Ella movió la cabeza lentamente y sonrió.

– No lo creo. Por eso estoy aquí.

– Tal vez aquella noche no habría podido hacerlo -dije-. Aquella noche pertenecías a otra persona.

– Tal vez ni siquiera te tiras lances con las mujeres que encuentras en los bares.

– No muy a menudo. Están muy mal iluminados.

– Pero muchas mujeres van a los bares justamente para que alguien se tire lances con ellas.

– Muchas mujeres se levantan a la mañana con la misma idea.

– Pero el alcohol es un afrodisíaco… hasta cierto punto.





– Los doctores lo recomiendan.

– ¿Quién dijo algo sobre los doctores? Quiero mi champaña.

La besé un poco más. Era una tarea liviana y agradable.

– Quiero besar tu pobre mejilla -dijo y lo hizo-. Está tan caliente que quema.

– El resto de mi persona está helándose.

– No es verdad. Quiero mi champaña.

– ¿Por qué?

– Si no bebemos tendremos el ánimo caído. Además el champaña me gusta.

– Muy bien.

– ¿Me quieres mucho? ¿O me querrás si me acuesto contigo?

– Posiblemente.

– No tienes obligación de acostarte conmigo, ¿sabes? No insisto en absoluto en ello.

– Gracias.

– Quiero champaña.

– ¿Cuánto dinero tienes?

– ¿En total? ¿Cómo podría saberlo? Creo que alrededor de ocho millones de dólares.
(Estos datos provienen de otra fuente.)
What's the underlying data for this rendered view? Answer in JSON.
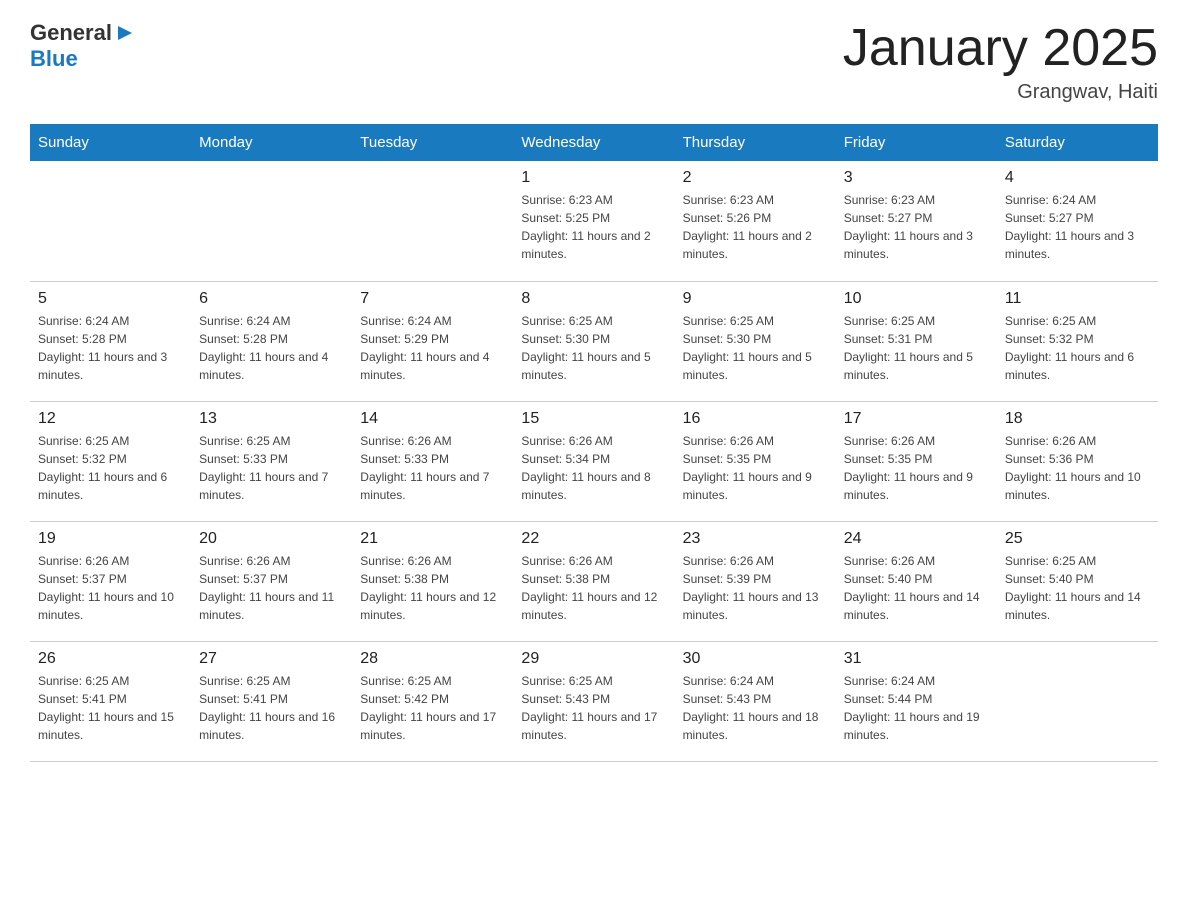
{
  "logo": {
    "general": "General",
    "blue": "Blue",
    "arrow": "▶"
  },
  "title": "January 2025",
  "location": "Grangwav, Haiti",
  "days_of_week": [
    "Sunday",
    "Monday",
    "Tuesday",
    "Wednesday",
    "Thursday",
    "Friday",
    "Saturday"
  ],
  "weeks": [
    [
      {
        "day": "",
        "info": ""
      },
      {
        "day": "",
        "info": ""
      },
      {
        "day": "",
        "info": ""
      },
      {
        "day": "1",
        "info": "Sunrise: 6:23 AM\nSunset: 5:25 PM\nDaylight: 11 hours and 2 minutes."
      },
      {
        "day": "2",
        "info": "Sunrise: 6:23 AM\nSunset: 5:26 PM\nDaylight: 11 hours and 2 minutes."
      },
      {
        "day": "3",
        "info": "Sunrise: 6:23 AM\nSunset: 5:27 PM\nDaylight: 11 hours and 3 minutes."
      },
      {
        "day": "4",
        "info": "Sunrise: 6:24 AM\nSunset: 5:27 PM\nDaylight: 11 hours and 3 minutes."
      }
    ],
    [
      {
        "day": "5",
        "info": "Sunrise: 6:24 AM\nSunset: 5:28 PM\nDaylight: 11 hours and 3 minutes."
      },
      {
        "day": "6",
        "info": "Sunrise: 6:24 AM\nSunset: 5:28 PM\nDaylight: 11 hours and 4 minutes."
      },
      {
        "day": "7",
        "info": "Sunrise: 6:24 AM\nSunset: 5:29 PM\nDaylight: 11 hours and 4 minutes."
      },
      {
        "day": "8",
        "info": "Sunrise: 6:25 AM\nSunset: 5:30 PM\nDaylight: 11 hours and 5 minutes."
      },
      {
        "day": "9",
        "info": "Sunrise: 6:25 AM\nSunset: 5:30 PM\nDaylight: 11 hours and 5 minutes."
      },
      {
        "day": "10",
        "info": "Sunrise: 6:25 AM\nSunset: 5:31 PM\nDaylight: 11 hours and 5 minutes."
      },
      {
        "day": "11",
        "info": "Sunrise: 6:25 AM\nSunset: 5:32 PM\nDaylight: 11 hours and 6 minutes."
      }
    ],
    [
      {
        "day": "12",
        "info": "Sunrise: 6:25 AM\nSunset: 5:32 PM\nDaylight: 11 hours and 6 minutes."
      },
      {
        "day": "13",
        "info": "Sunrise: 6:25 AM\nSunset: 5:33 PM\nDaylight: 11 hours and 7 minutes."
      },
      {
        "day": "14",
        "info": "Sunrise: 6:26 AM\nSunset: 5:33 PM\nDaylight: 11 hours and 7 minutes."
      },
      {
        "day": "15",
        "info": "Sunrise: 6:26 AM\nSunset: 5:34 PM\nDaylight: 11 hours and 8 minutes."
      },
      {
        "day": "16",
        "info": "Sunrise: 6:26 AM\nSunset: 5:35 PM\nDaylight: 11 hours and 9 minutes."
      },
      {
        "day": "17",
        "info": "Sunrise: 6:26 AM\nSunset: 5:35 PM\nDaylight: 11 hours and 9 minutes."
      },
      {
        "day": "18",
        "info": "Sunrise: 6:26 AM\nSunset: 5:36 PM\nDaylight: 11 hours and 10 minutes."
      }
    ],
    [
      {
        "day": "19",
        "info": "Sunrise: 6:26 AM\nSunset: 5:37 PM\nDaylight: 11 hours and 10 minutes."
      },
      {
        "day": "20",
        "info": "Sunrise: 6:26 AM\nSunset: 5:37 PM\nDaylight: 11 hours and 11 minutes."
      },
      {
        "day": "21",
        "info": "Sunrise: 6:26 AM\nSunset: 5:38 PM\nDaylight: 11 hours and 12 minutes."
      },
      {
        "day": "22",
        "info": "Sunrise: 6:26 AM\nSunset: 5:38 PM\nDaylight: 11 hours and 12 minutes."
      },
      {
        "day": "23",
        "info": "Sunrise: 6:26 AM\nSunset: 5:39 PM\nDaylight: 11 hours and 13 minutes."
      },
      {
        "day": "24",
        "info": "Sunrise: 6:26 AM\nSunset: 5:40 PM\nDaylight: 11 hours and 14 minutes."
      },
      {
        "day": "25",
        "info": "Sunrise: 6:25 AM\nSunset: 5:40 PM\nDaylight: 11 hours and 14 minutes."
      }
    ],
    [
      {
        "day": "26",
        "info": "Sunrise: 6:25 AM\nSunset: 5:41 PM\nDaylight: 11 hours and 15 minutes."
      },
      {
        "day": "27",
        "info": "Sunrise: 6:25 AM\nSunset: 5:41 PM\nDaylight: 11 hours and 16 minutes."
      },
      {
        "day": "28",
        "info": "Sunrise: 6:25 AM\nSunset: 5:42 PM\nDaylight: 11 hours and 17 minutes."
      },
      {
        "day": "29",
        "info": "Sunrise: 6:25 AM\nSunset: 5:43 PM\nDaylight: 11 hours and 17 minutes."
      },
      {
        "day": "30",
        "info": "Sunrise: 6:24 AM\nSunset: 5:43 PM\nDaylight: 11 hours and 18 minutes."
      },
      {
        "day": "31",
        "info": "Sunrise: 6:24 AM\nSunset: 5:44 PM\nDaylight: 11 hours and 19 minutes."
      },
      {
        "day": "",
        "info": ""
      }
    ]
  ]
}
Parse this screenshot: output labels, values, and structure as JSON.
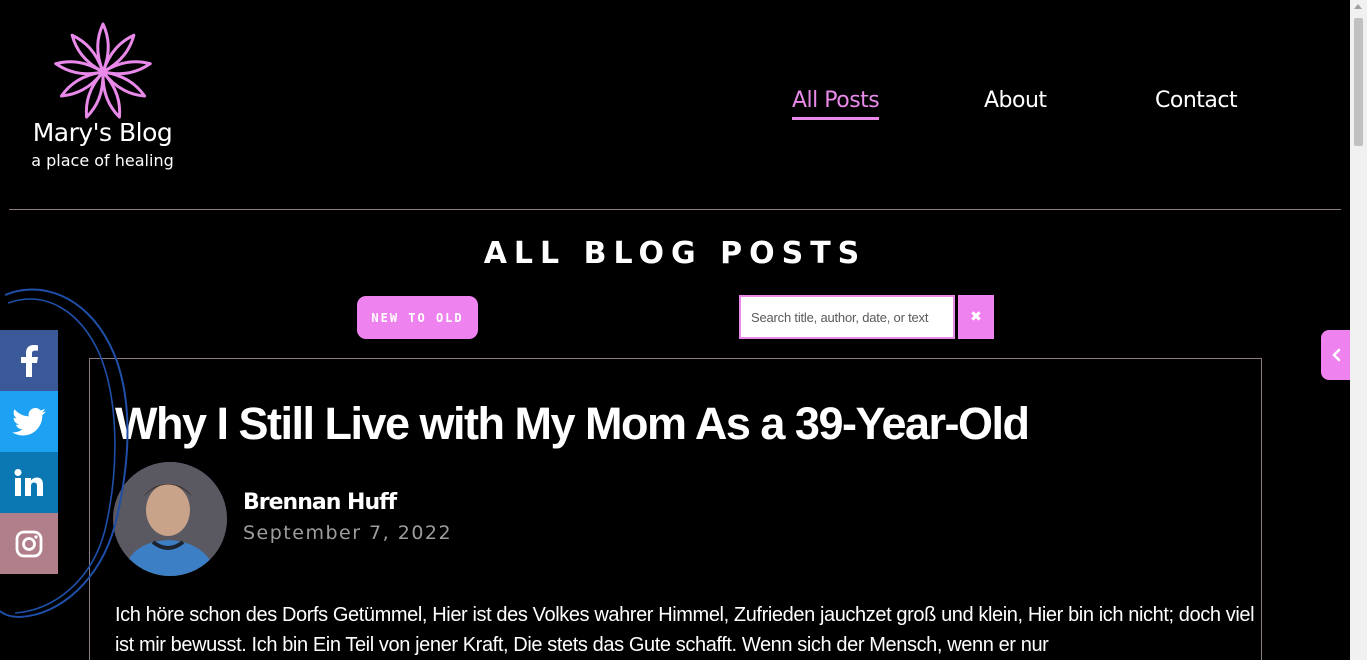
{
  "site": {
    "title": "Mary's Blog",
    "tagline": "a place of healing",
    "logo_icon": "lotus-flower-icon",
    "accent_color": "#ee82ee"
  },
  "nav": {
    "items": [
      {
        "label": "All Posts",
        "active": true
      },
      {
        "label": "About",
        "active": false
      },
      {
        "label": "Contact",
        "active": false
      }
    ]
  },
  "page": {
    "title": "ALL BLOG POSTS"
  },
  "controls": {
    "sort_label": "NEW TO OLD",
    "search_placeholder": "Search title, author, date, or text",
    "clear_icon": "close-icon",
    "side_tab_icon": "chevron-left-icon"
  },
  "social": [
    {
      "name": "facebook",
      "icon": "facebook-icon",
      "color": "#3b5998"
    },
    {
      "name": "twitter",
      "icon": "twitter-icon",
      "color": "#1da1f2"
    },
    {
      "name": "linkedin",
      "icon": "linkedin-icon",
      "color": "#0b77b3"
    },
    {
      "name": "instagram",
      "icon": "instagram-icon",
      "color": "#b07f8a"
    }
  ],
  "post": {
    "title": "Why I Still Live with My Mom As a 39-Year-Old",
    "author": "Brennan Huff",
    "date": "September 7, 2022",
    "excerpt": "Ich höre schon des Dorfs Getümmel, Hier ist des Volkes wahrer Himmel, Zufrieden jauchzet groß und klein, Hier bin ich nicht; doch viel ist mir bewusst. Ich bin Ein Teil von jener Kraft, Die stets das Gute schafft. Wenn sich der Mensch, wenn er nur"
  }
}
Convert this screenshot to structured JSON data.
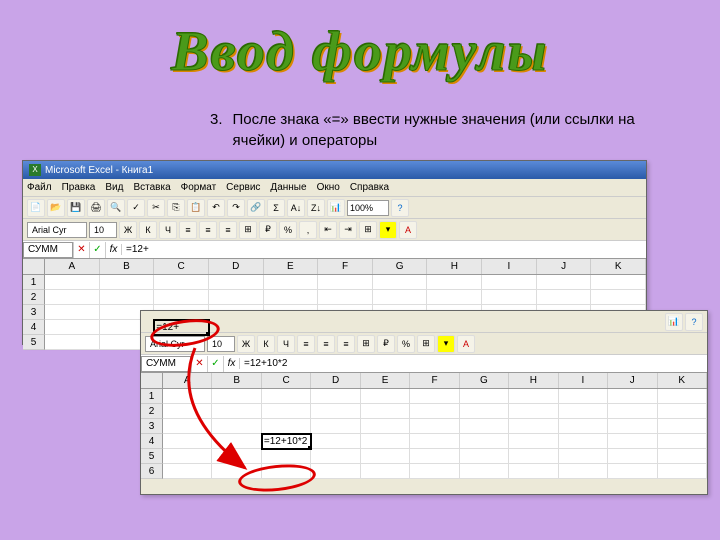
{
  "title": "Ввод формулы",
  "instruction": {
    "number": "3.",
    "text": "После знака «=» ввести нужные значения (или ссылки на ячейки) и операторы"
  },
  "excel1": {
    "app_title": "Microsoft Excel - Книга1",
    "menu": [
      "Файл",
      "Правка",
      "Вид",
      "Вставка",
      "Формат",
      "Сервис",
      "Данные",
      "Окно",
      "Справка"
    ],
    "font_name": "Arial Cyr",
    "font_size": "10",
    "zoom": "100%",
    "namebox": "СУММ",
    "formula": "=12+",
    "columns": [
      "A",
      "B",
      "C",
      "D",
      "E",
      "F",
      "G",
      "H",
      "I",
      "J",
      "K"
    ],
    "rows": [
      "1",
      "2",
      "3",
      "4",
      "5"
    ],
    "active_cell": {
      "row": 4,
      "col": "C",
      "value": "=12+"
    }
  },
  "excel2": {
    "font_name": "Arial Cyr",
    "font_size": "10",
    "namebox": "СУММ",
    "formula": "=12+10*2",
    "columns": [
      "A",
      "B",
      "C",
      "D",
      "E",
      "F",
      "G",
      "H",
      "I",
      "J",
      "K"
    ],
    "rows": [
      "1",
      "2",
      "3",
      "4",
      "5",
      "6"
    ],
    "active_cell": {
      "row": 4,
      "col": "C",
      "value": "=12+10*2"
    }
  },
  "icons": {
    "bold": "Ж",
    "italic": "К",
    "underline": "Ч",
    "cancel": "✕",
    "confirm": "✓",
    "fx": "fx"
  }
}
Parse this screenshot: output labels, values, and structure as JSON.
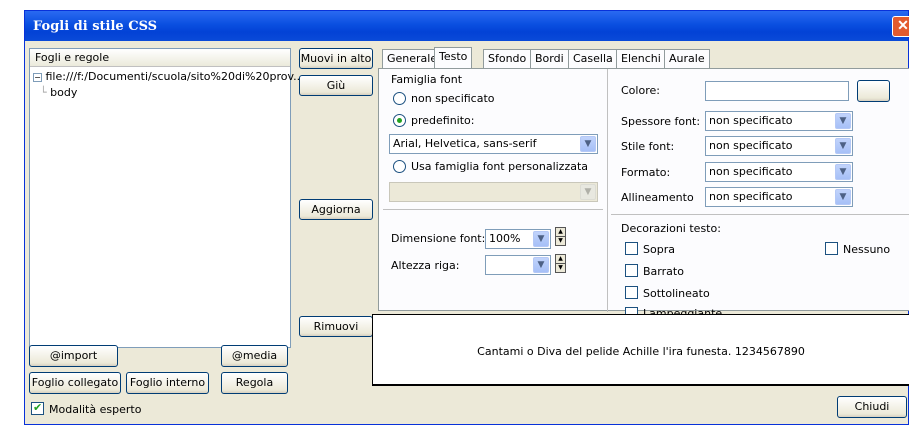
{
  "window": {
    "title": "Fogli di stile CSS",
    "close_symbol": "✕"
  },
  "tree": {
    "header": "Fogli e regole",
    "file_label": "file:///f:/Documenti/scuola/sito%20di%20prov...",
    "rule_label": "body"
  },
  "left_buttons": {
    "import": "@import",
    "media": "@media",
    "linked": "Foglio collegato",
    "internal": "Foglio interno",
    "rule": "Regola"
  },
  "expert_mode": {
    "label": "Modalità esperto",
    "checked": true
  },
  "middle_buttons": {
    "move_up": "Muovi in alto",
    "move_down": "Giù",
    "refresh": "Aggiorna",
    "remove": "Rimuovi"
  },
  "tabs": [
    "Generale",
    "Testo",
    "Sfondo",
    "Bordi",
    "Casella",
    "Elenchi",
    "Aurale"
  ],
  "active_tab": "Testo",
  "font_family": {
    "group_label": "Famiglia font",
    "option_unspecified": "non specificato",
    "option_predefined": "predefinito:",
    "predefined_value": "Arial, Helvetica, sans-serif",
    "option_custom": "Usa famiglia font personalizzata",
    "custom_value": ""
  },
  "font_size": {
    "label": "Dimensione font:",
    "value": "100%"
  },
  "line_height": {
    "label": "Altezza riga:",
    "value": ""
  },
  "color": {
    "label": "Colore:",
    "value": ""
  },
  "font_weight": {
    "label": "Spessore font:",
    "value": "non specificato"
  },
  "font_style": {
    "label": "Stile font:",
    "value": "non specificato"
  },
  "format": {
    "label": "Formato:",
    "value": "non specificato"
  },
  "alignment": {
    "label": "Allineamento",
    "value": "non specificato"
  },
  "decorations": {
    "label": "Decorazioni testo:",
    "overline": "Sopra",
    "strikethrough": "Barrato",
    "underline": "Sottolineato",
    "blink": "Lampeggiante",
    "none": "Nessuno"
  },
  "preview_text": "Cantami o Diva del pelide Achille l'ira funesta. 1234567890",
  "close_button": "Chiudi"
}
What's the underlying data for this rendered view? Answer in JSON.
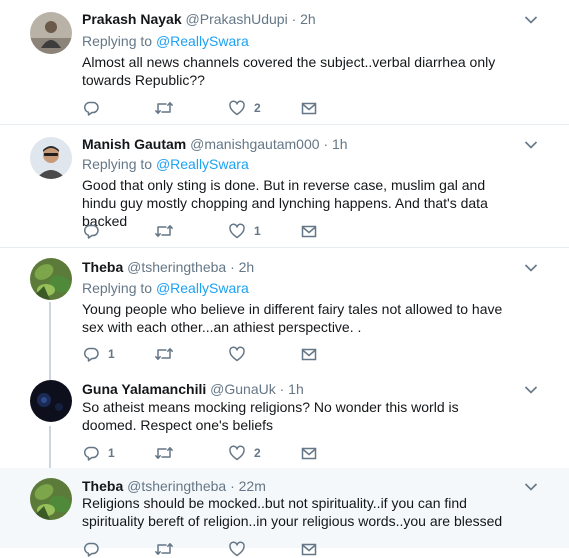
{
  "tweets": [
    {
      "name": "Prakash Nayak",
      "handle": "@PrakashUdupi",
      "time": "2h",
      "replying_prefix": "Replying to",
      "replying_to": "@ReallySwara",
      "text": "Almost all news channels covered the subject..verbal diarrhea only towards Republic??",
      "replies": "",
      "retweets": "",
      "likes": "2"
    },
    {
      "name": "Manish Gautam",
      "handle": "@manishgautam000",
      "time": "1h",
      "replying_prefix": "Replying to",
      "replying_to": "@ReallySwara",
      "text": "Good that only sting is done. But in reverse case, muslim gal and hindu guy mostly chopping and lynching happens. And that's data backed",
      "replies": "",
      "retweets": "",
      "likes": "1"
    },
    {
      "name": "Theba",
      "handle": "@tsheringtheba",
      "time": "2h",
      "replying_prefix": "Replying to",
      "replying_to": "@ReallySwara",
      "text": "Young people who believe in different fairy tales not allowed to have sex with each other...an athiest perspective. .",
      "replies": "1",
      "retweets": "",
      "likes": ""
    },
    {
      "name": "Guna Yalamanchili",
      "handle": "@GunaUk",
      "time": "1h",
      "text": "So atheist means mocking religions? No wonder this world is doomed. Respect one's beliefs",
      "replies": "1",
      "retweets": "",
      "likes": "2"
    },
    {
      "name": "Theba",
      "handle": "@tsheringtheba",
      "time": "22m",
      "text": "Religions should be mocked..but not spirituality..if you can find spirituality bereft of religion..in your religious words..you are blessed",
      "replies": "",
      "retweets": "",
      "likes": ""
    }
  ],
  "separator_dot": "·",
  "colors": {
    "text": "#14171a",
    "secondary": "#657786",
    "link": "#1da1f2",
    "border": "#e6ecf0",
    "thread_line": "#ccd6dd",
    "highlight_bg": "#f5f8fa"
  }
}
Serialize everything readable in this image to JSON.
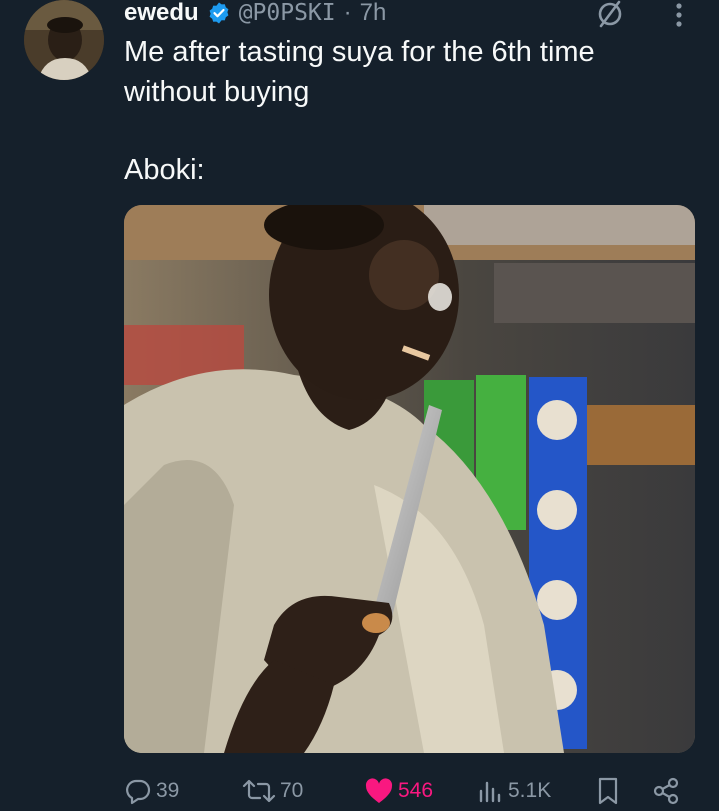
{
  "tweet": {
    "author": {
      "display_name": "ewedu",
      "handle": "@P0PSKI",
      "separator": "·",
      "time": "7h",
      "verified": true,
      "avatar_icon": "profile-photo"
    },
    "text_lines": [
      "Me after tasting suya for the 6th time",
      "without buying",
      "Aboki:"
    ],
    "media": {
      "type": "photo",
      "icon": "photo-vendor-with-knife"
    },
    "actions": {
      "replies": "39",
      "retweets": "70",
      "likes": "546",
      "views": "5.1K"
    }
  },
  "colors": {
    "background": "#15202b",
    "text": "#e7e9ea",
    "secondary": "#8b98a5",
    "like": "#f91880",
    "verified": "#1d9bf0"
  },
  "icons": {
    "grok": "grok-icon",
    "more": "more-vertical-icon",
    "reply": "reply-icon",
    "retweet": "retweet-icon",
    "like": "heart-filled-icon",
    "views": "analytics-icon",
    "bookmark": "bookmark-icon",
    "share": "share-icon"
  }
}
– He decidido acostarme contigo.

– Mercenario -dijo ella.

– El champaña lo pagué yo.

– ¡Al diablo con el champaña!

Capítulo L

Una hora más tarde ella estiró el brazo desnudo, me hizo cosquillas en la oreja y dijo:

– ¿Consideraste la posibilidad de casarte conmigo?

– Eso no duraría seis meses.

– Bueno, por amor de Dios -dijo, supongamos que fuera así. ¿No valdría la pena probar? ¿Qué esperas de la vida… una protección total contra toda clase de riesgos posibles?

– Tengo cuarenta y dos años. Mi independencia me ha echado a perder. Tú estás echada a perder un poco, no demasiado, por el dinero.

– Tengo treinta y seis años. No es ninguna desgracia tener dinero, como no lo es casarse por dinero. La mayoría de los que lo tienen no se lo merecen y no saben cómo comportarse con el dinero. Pero esto no durará mucho. Tendremos otra guerra y cuando concluya, nadie tendrá ningún dinero… excepto los fulleros y los estafadores. A los demás nos pondrán impuestos que nos dejarán sin nada.

Le acaricié el cabello y enrolé algunos mechones alrededor de un dedo.

– Puede ser que tengas razón.

– Podríamos ir a París en avión y pasar una temporada magnífica. -Se enderezó sobre el codo y me miró. Pude ver el resplandor de sus ojos, pero no su expresión. -¿Tienes algo contra el matrimonio?

– Para el dos por ciento de la gente es maravilloso. Los demás simplemente lo aguantan. Las muchachas americanas son fantásticas. Las esposas americanas ocupan demasiado lugar. Además…

– Quiero más champaña.

– Además -dije-, para ti sería sólo un episodio. El primer divorcio es el único que cuesta. Después, sólo es un problema desde el punto de vista económico. No es problema para ti. Dentro de diez años puedes pasar por mi lado en la calle y preguntarte dónde diablos me viste antes. Si es que te fijas en mí.